Following Friday LRB Action When Does Collective Bargaining Law Take Effect In Wisconsin?
What is happening tonight is yet another bizarre turn of events in Wisconsin. There is no way that any author could have plotted a better scenario than the one that is actually taking place in Wisconsin these past weeks concerning the actions of Walker and Company and assault on state and public workers.
The governor and Senate Majority Leader Scott Fitzgerald, R-Juneau, said flatly Friday that the law will take effect on Saturday.
“The administration will carry out the law as required,” said the administration in a statement.
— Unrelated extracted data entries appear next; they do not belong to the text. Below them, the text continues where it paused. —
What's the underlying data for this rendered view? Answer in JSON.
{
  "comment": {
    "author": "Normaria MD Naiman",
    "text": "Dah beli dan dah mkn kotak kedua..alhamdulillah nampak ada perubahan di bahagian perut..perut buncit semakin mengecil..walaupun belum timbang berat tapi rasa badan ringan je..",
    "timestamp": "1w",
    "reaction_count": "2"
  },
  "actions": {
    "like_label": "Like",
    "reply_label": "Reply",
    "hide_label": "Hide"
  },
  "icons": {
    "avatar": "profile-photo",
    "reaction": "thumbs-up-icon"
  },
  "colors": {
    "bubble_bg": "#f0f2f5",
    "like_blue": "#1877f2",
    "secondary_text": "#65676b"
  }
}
Under state statutes, the secretary of state is required to set a publication date no more than 10 working days after a law is signed. A related statute requires the Reference Bureau — the Legislature’s nonpartisan drafting and research
agency — to publish legislation within 10 days of enactment.
No action by the secretary of state is required for the Reference Bureau to act, Department of Justice spokesman Bill Cosh said, adding that La Follette did not direct the publication of the law and is not in violation of a temporary court order barring him from publishing the law.
Legislative Reference Bureau director Steve Miller insisted publication by the agency doesn’t mean the law will effect Saturday. He said that won’t actually happen until La Follette orders the law published in a newspaper.
“It’s not implementation of all,” Miller said. “It’s simply a matter of forwarding an official copy to the secretary of state.”
But La Follette wasn’t so sure, saying it wasn’t clear what the action means.
“I think we’re going to have to get some legal opinion on this,” he said.
La Follette had scheduled publication of the law in a legal notice in the Wisconsin State Journal for Friday, but his office rescinded that March 18 after the judge’s order. La Follette also sent the reference bureau a letter the same day rescinding his instructions for a Friday publication date.
But Fitzgerald said attorneys have told him the letter had no standing.
“Every attorney I have consulted said this will now be law,” Fitzgerald said.



















I don’t have a direct link to our Blog Master but keep up the good work on covering this part of American history.
Thank you.
“Every attorney” he’s consulted? What does he have, a direct line to Dewey, Cheatham & Howe?
Keep it up, boys. Can you schedule a couple more outrageous stunts running up to the election April 5? Thanks for the help.